Paul Villoutreix (LIS)
Learning Meaningful Representations of Life
February 2019 - present | CENTURI group leader
2017 - 2018 | Postdoctoral fellow, Weizmann Institute of Science (Israel)
2015 - 2017 | Postdoctoral fellow, Princeton University (USA)
2011 - 2015 | PhD, Mathematical Biology, Paris Descartes University
2010 - 2011 | MSc degree in Interdisciplinary Approaches to Life Sciences (AIV), Paris Diderot University (Paris VII - CRI)
2008 - 2011 | Supélec Engineering School Degree (MSc)
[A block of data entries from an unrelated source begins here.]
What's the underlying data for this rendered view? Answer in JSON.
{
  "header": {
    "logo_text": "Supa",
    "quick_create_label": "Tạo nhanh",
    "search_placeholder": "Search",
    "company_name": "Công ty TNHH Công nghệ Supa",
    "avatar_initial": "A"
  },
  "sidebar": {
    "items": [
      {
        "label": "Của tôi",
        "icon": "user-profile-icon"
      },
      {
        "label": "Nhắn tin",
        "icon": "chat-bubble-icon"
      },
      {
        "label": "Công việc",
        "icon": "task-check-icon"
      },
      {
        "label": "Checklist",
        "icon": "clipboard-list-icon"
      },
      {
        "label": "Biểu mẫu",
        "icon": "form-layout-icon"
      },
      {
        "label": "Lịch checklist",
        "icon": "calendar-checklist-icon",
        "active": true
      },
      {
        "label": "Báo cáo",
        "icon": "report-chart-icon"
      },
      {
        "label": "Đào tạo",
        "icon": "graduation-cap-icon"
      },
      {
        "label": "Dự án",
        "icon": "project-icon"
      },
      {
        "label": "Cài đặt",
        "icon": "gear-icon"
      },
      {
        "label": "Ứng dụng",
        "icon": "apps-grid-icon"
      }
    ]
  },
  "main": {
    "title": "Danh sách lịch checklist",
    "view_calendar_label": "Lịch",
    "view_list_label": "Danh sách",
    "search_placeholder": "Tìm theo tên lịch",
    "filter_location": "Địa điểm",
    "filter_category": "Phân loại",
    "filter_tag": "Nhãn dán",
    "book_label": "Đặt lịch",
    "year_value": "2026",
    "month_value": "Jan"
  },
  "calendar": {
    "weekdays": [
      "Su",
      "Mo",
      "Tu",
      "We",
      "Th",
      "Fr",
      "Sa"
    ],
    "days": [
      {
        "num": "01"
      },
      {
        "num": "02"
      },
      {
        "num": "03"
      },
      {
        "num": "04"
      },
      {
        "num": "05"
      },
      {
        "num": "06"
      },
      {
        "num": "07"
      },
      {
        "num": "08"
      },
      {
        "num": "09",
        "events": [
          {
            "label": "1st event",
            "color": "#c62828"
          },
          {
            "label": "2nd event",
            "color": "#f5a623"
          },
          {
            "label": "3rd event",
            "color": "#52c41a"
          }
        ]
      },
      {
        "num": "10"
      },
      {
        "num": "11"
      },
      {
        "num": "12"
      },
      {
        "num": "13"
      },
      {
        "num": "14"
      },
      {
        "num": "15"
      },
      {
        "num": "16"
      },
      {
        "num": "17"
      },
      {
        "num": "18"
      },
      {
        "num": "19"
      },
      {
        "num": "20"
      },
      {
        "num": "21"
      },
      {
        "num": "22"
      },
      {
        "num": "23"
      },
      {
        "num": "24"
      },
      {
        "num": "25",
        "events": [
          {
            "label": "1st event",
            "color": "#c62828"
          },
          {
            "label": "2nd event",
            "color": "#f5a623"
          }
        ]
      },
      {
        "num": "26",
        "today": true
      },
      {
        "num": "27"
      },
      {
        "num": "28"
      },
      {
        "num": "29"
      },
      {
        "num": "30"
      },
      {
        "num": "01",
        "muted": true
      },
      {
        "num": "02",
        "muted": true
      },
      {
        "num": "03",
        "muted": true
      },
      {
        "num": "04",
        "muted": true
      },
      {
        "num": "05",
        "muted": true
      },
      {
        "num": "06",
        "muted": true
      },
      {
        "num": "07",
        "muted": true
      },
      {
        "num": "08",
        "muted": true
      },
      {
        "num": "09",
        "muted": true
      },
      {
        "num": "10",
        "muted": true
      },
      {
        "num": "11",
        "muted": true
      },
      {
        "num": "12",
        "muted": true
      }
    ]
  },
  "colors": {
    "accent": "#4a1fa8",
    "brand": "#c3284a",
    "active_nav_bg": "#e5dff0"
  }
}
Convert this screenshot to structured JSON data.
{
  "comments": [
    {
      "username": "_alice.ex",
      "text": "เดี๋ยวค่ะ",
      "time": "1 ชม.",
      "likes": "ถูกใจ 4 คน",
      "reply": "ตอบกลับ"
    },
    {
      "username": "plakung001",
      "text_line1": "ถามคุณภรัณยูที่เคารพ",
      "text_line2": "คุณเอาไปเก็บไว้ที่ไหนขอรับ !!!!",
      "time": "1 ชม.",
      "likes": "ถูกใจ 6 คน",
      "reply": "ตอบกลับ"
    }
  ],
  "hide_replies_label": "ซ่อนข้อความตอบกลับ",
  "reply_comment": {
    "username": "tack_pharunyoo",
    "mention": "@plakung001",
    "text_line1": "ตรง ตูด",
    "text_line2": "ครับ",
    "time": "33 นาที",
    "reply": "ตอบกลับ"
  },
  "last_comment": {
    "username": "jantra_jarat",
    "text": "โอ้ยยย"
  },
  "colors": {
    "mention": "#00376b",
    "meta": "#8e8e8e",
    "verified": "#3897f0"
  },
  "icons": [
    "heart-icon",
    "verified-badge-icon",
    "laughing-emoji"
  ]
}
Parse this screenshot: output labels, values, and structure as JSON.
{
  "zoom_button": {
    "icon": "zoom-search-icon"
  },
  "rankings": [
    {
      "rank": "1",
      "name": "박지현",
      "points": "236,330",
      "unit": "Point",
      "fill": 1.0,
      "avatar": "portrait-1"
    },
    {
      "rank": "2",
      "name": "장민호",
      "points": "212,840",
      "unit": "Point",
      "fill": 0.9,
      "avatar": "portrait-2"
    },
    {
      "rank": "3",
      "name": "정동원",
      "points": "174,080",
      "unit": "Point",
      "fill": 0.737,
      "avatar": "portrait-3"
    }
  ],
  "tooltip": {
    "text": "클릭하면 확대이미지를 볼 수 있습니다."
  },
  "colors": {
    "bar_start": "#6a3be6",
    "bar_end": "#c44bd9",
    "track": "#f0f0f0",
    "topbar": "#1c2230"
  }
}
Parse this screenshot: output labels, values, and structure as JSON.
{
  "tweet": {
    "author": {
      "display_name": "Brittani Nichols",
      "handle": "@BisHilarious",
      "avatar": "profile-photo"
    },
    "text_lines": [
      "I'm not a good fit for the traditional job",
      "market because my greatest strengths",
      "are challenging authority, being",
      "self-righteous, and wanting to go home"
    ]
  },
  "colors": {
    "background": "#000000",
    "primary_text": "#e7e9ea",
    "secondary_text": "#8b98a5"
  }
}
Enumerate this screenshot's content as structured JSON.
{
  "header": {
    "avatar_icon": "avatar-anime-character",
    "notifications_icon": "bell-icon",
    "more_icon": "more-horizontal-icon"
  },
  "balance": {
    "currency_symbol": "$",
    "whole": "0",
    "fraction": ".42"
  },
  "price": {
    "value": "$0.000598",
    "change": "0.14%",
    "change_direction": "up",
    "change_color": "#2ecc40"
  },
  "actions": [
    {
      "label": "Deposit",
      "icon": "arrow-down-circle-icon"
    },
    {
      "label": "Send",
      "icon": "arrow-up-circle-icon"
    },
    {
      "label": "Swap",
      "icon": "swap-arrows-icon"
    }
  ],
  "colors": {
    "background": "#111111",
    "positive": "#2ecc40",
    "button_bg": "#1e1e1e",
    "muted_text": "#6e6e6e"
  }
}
Luminy campus, Marseille (France)
About his research
Multicellular organisms develop from a single fertilized egg. The sequence of events leading to the precise positioning of individual cells with the required fate is orchestrated by gene regulation within and between cells, cell proliferation and rearrangements as well as global morphological changes. It is a multi-scale process involving dynamics from the single molecule to the cell, to the tissue, to the organ, to the entire organism and a temporal process in which the entire sequence of events is linked hierarchically through the cell lineage. In recent years, many measurement methods have been developed, each of which bringing out partial features of the process. They mainly fall into two categories, on one hand, microscopy techniques, which generate large microscopy imaging datasets and give access to spatio-temporal information of entire developing embryos with a limited number of variables that can be measured at the same time. On the other hand, single cell multi-omics methods, such as single cell RNAseq, generate large datasets giving access to exhaustive molecular information at a given time step within each of the cell of a tissue or an entire embryo without spatial information. To understand embryonic development in all its complexity and establish predictive multi-scale models, we need to integrate those multiple sources of data. Given the size of these datasets that far exceeds what a human expert can process, we need to use the tools of artificial intelligence and machine learning.
The main question underlying our research project concerns the role of the shape of an embryo in regulating the differentiation trajectories of cells. The potential number of molecular interactions, spatial patterns of gene expression and cell and tissue organization far outnumbers the number of samples that we can possibly measure; therefore we need to look for structures that reduce this combinatorial complexity. The spatial ordering of cells within an embryo, as well as the temporal ordering of cells within a cell lineage tree can be harnessed as core structures upon which we can organize other measurements and models.